海のマスターキートンは、最先端のデジタル機器を使いこなすフォトグラメトリ探偵だった件

タイトル:

沈没船博士、海の底で歴史の謎を追う

キーとなる言葉解説:

 考古学:遺跡や出土品から歴史を探る分野。漫画『マスターキートン』の主人公は、パッとしない考古学者兼探偵さん。

 『水中考古学への招待 海底からのメッセージ』:筆者の出会う運命の本1冊目。

 『海底の1万2千年 水中考古学物語』:筆者の出会う運命の本2冊目

 水中考古学:海の遺跡を発掘研究する分野。陸上考古学の一部(本文抜粋)

 船舶考古学:農耕以前から存在する「ふね」を発掘して研究する、考古学の分野。きっと船オタク。

 テキサスA&M大学:テキサスの農工大。筆者の留学した語学学校と大学院もある大学。とっても大きいらしい。

 海と陸の遺跡の違い:陸の遺跡は、古くなると壊してその上に建築。海の遺跡は、天敵「フナクイムシ」「トレジャーハンター」さえ来なければ、タイムカプセル。

 フナクイムシ:木材を食べちゃう貝(?)。長くてグロいヒルにしか見えない。でも美味しいらしい。

 トレジャーハンター:沈没船のお宝を狙うワイルドな野郎のイメージでしたが、研究者にとっては海の遺跡を破壊して金目の物を漁って去っていく最低野郎という位置付け。

 発掘期間のハニートラップ:調査チームたち(若い学生たち)の共同生活では恋愛沙汰に。リアル版「バチェラー」現象が起こる(こともある)。

 キール:船の真ん中を通る背骨のような部分。水中考古学者の大好物。

 GRE:アメリカの大学入試の一つ。

 Non-Degree Seeking:大学院にある1年間仮入学制度。一定以上の成績を取れば、正式に入学できる。

 沈没船の復元再構築:沈没船の発掘パーツをパズルのように組み立て、当時の技術を推し量る方法論。

 フォトグラメトリ:沈没船やその他の出土品を、発見時の状態で撮影し、3Dデジタルモデル化する技術。

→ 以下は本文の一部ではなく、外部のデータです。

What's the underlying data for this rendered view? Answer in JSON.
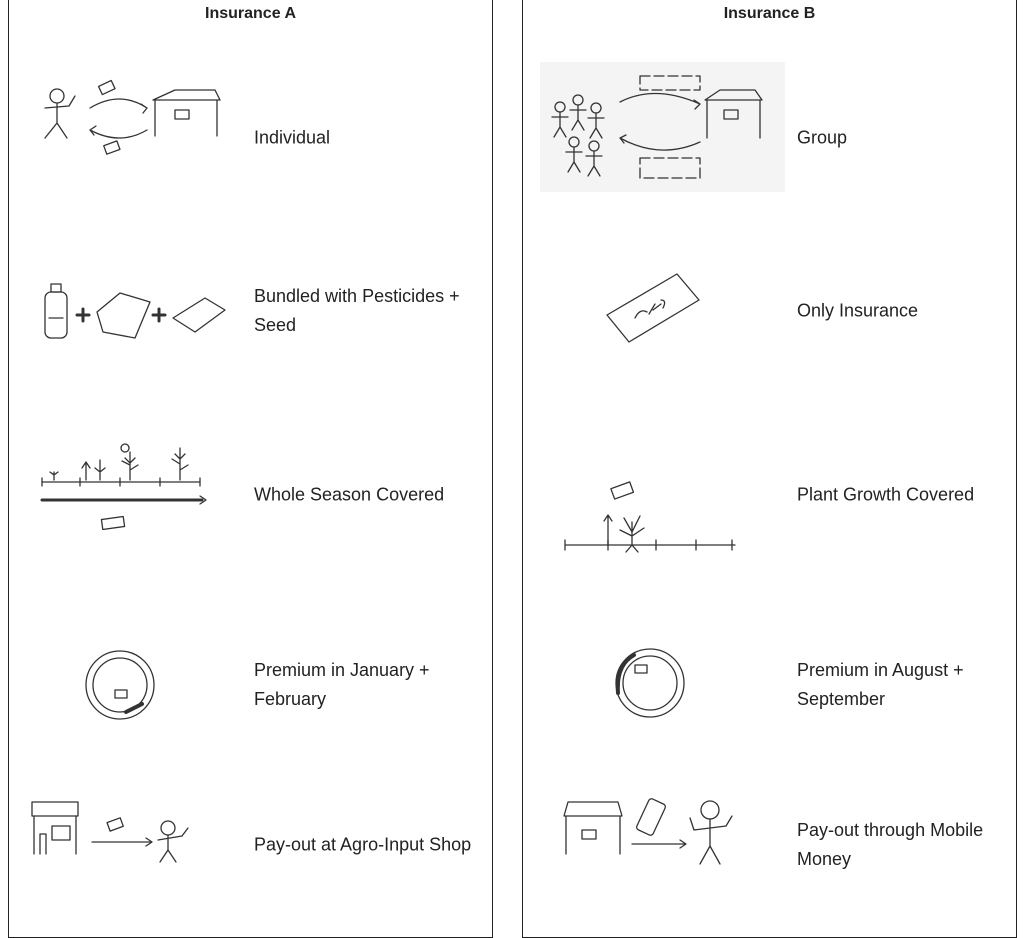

 GISソフトウェア:地理情報システム。GPSは位置情報。似てるようで違うらしい。目玉焼きと薄焼き卵くらい違う(と思う)。

 オルソフォト:遠近感の少ない、地図のような状態にする技術(?)。


本の要点:

 元野球少年の筆者は、卒論のテーマを選んでいた時に運命の2冊に出会い、水中考古学に、そして運命の本に登場するテキサスA&M大学に、興味を持ち始める。卒論なのだから、これから就職先探しでしょう。と思ってしまうが、両親は賛成して送り出してくれた。

 ここで最大の問題は、筆者は英語がからっきしダメだったという事だけ。

 留学は語学学校にまず入り、そこで期限内にある程度の英語の成績を取れれば、大学院に仮入学となるNon-Degree Seekingという制度があるらしい。筆者は、留学1年目のハードルどころか、初日からやらかしてくる。

[(主に)やっちゃったコト]
 ・タクシーの運ちゃんに当初の3倍料金をぼったくられる。
 ・マクドナルドでハンバーガーセットが注文できず、逃げ帰る。
 ・スーパーの店員さんに話しかけられ、逃げ帰る。
 ・留学中の滞在先を決めずに、テキサスにやって来る。

 結局、食料は調達できず、最初の1ヶ月は自販機のスナックで食い繋ぐ。

 今でこそ「やっちゃったなぁ〜!」な思い出だけど、きっと当時の筆者は、毎日がサバイバーだったと推察します。そこで挫けなかったのが凄い。水中考古学以前の現実を思い知った筆者は、語学学校の授業後に深夜3時までガッツリ勉強。スポーツ推薦の(元)野球少年は、初めての受験勉強を体験。その甲斐あって、GREやTOEFLで一定以上のスコアを獲得し、大学院に仮入学!

 期待に胸を膨らませて臨む、最初の75分「船舶考古学概論」の授業で、再び絶望の淵へを追いやられる。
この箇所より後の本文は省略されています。